Microsoft Spending $500 Million on 'Largest Ever' Business Marketing Campaign

Microsoft Corp. announced a $500 million marketing initiative Thursday aimed at competing with IBM Corp. for corporate spending on information technology.

In doing so, Microsoft continues on its traditional course of persuading businesses to spend money on desktop-bound software, even as rivals are emphasizing more Web-oriented applications that aren't as firmly tied to Microsoft's Windows operating system.

The $500 million, to be spent over a year to buy ads and expand its sales force, is the largest business-oriented marketing campaign ever for the company, said Jeff Raikes, president of the business division.

By comparison, Microsoft spent $200 million on a four-month marketing campaign when Windows XP was launched in 2001.

"People will look to Microsoft and they will look to IBM" for leadership in business technology, Chief Executive Steve Ballmer said, speaking to reporters at an executive conference. "They are the competitor."

Although Microsoft competes directly with IBM in a few areas, like collaboration software, Gartner analyst David Cearley said, its latest campaign springs out of a more basic conflict about the future of software.

IBM's vision is about Web-based and to some extent open-source software, where the developers make their blueprints available to others. IBM aims to profit from that trend through its enormous consulting and services arm.

Microsoft, on the other hand, doesn't have a consulting arm and wants its proprietary software, in which the blueprints are closely held, to be the main driver of innovation. The Redmond, Wash., company has made most of its money from such products _ namely the Windows operating systems and the Office business suite that includes a word processor, a spreadsheet and other tools.

Thursday's announcement by Ballmer was an affirmation of that position, Cearley said.

"IBM is increasingly a services company ... and we are, at the end of the day, a software company," Ballmer told reporters at a conference of business executives.

Ken Bisconti, IBM's vice president for the Lotus Workplace division, said IBM is the second-largest software products company, not just a consulting organization.

"Windows and Office are attempting to prolong a pre-Internet, proprietary, one-size-fits-all computing model which we do not see the market adopting," Bisconti said.

Microsoft's ad campaign, with the slogan "people ready," kicked off Thursday with eight-page advertisements in The New York Times and The Wall Street Journal. TV ads will follow during the NCAA basketball tournament.

The campaign will promote a number of products the company will release throughout the year, including new operating system Windows Vista and new versions of its server software and Office business tools.

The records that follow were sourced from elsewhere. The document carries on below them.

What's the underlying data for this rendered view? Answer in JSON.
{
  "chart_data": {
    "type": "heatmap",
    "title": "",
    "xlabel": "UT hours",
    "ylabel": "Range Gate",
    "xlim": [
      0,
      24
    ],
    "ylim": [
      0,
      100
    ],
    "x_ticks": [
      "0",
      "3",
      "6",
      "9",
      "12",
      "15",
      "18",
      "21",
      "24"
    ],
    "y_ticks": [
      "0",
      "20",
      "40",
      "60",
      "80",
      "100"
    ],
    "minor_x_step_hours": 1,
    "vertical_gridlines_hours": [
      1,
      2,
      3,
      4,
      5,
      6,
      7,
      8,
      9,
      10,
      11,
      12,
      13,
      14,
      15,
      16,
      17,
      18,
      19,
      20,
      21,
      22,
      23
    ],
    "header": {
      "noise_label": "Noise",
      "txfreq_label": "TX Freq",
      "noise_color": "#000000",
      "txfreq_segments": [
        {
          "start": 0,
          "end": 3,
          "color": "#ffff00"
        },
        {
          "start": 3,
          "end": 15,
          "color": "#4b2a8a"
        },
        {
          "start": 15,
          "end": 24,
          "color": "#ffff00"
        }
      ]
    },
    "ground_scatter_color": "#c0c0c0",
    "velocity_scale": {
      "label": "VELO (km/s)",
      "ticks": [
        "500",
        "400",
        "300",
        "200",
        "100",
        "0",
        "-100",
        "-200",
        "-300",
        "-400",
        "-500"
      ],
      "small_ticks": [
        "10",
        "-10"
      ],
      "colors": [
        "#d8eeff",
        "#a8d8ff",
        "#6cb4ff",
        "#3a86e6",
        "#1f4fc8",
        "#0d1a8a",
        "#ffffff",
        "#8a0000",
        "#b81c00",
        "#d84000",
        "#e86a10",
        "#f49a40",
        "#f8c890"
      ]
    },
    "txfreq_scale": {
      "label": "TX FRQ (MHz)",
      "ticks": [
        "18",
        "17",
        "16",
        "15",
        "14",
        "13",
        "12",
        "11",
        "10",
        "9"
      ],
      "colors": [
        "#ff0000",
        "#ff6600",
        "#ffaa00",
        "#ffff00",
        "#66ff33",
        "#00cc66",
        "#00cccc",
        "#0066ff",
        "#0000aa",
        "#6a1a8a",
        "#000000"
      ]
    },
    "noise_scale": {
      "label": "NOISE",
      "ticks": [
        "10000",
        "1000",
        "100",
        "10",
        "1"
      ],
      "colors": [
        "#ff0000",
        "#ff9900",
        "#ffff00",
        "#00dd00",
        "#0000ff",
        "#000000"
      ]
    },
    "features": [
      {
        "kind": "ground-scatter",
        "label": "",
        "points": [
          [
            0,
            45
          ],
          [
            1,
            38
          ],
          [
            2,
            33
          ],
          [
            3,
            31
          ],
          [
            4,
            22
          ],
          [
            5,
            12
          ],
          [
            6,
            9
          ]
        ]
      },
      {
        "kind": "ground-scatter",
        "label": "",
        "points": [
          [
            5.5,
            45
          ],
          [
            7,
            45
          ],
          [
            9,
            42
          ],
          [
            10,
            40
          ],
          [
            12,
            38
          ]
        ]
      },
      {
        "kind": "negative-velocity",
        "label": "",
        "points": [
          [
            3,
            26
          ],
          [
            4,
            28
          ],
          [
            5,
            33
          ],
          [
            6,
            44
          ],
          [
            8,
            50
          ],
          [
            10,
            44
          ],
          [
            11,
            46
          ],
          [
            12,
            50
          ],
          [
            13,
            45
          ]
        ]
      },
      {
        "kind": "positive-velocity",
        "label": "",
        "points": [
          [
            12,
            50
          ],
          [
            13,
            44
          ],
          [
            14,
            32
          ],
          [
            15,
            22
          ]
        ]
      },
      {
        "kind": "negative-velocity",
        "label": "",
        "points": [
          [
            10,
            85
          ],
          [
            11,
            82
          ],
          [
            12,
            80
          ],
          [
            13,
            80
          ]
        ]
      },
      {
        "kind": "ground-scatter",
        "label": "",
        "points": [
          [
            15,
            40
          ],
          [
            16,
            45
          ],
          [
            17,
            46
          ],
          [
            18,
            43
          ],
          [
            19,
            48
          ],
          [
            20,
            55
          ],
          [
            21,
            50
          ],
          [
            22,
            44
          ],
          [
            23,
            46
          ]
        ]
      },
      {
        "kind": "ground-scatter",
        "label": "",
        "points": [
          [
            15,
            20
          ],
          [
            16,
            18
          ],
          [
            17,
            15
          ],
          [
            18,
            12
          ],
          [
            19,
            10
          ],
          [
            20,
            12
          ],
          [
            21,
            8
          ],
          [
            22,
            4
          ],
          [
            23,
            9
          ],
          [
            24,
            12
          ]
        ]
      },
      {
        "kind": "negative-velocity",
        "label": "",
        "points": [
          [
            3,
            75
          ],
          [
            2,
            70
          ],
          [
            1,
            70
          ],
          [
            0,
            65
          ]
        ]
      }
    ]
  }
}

Microsoft will try to make the case that its software is familiar and easy to use _ a message that takes advantage of Microsoft's success so far in penetrating office computers as it promotes newer applications like collaboration tools and databases for customer-relationship management.

Raikes said the marketing push comes at a time when business customers are ready to spend to increase revenue rather than cut costs, which has been the theme in recent years.

"We do think this is a different economy than we saw two to three years ago," Raikes said.

He estimated that up to three-quarters of Microsoft's $40 billion of annual revenue comes from business customers. IBM had $91 billion in revenue last year, mainly from business customers.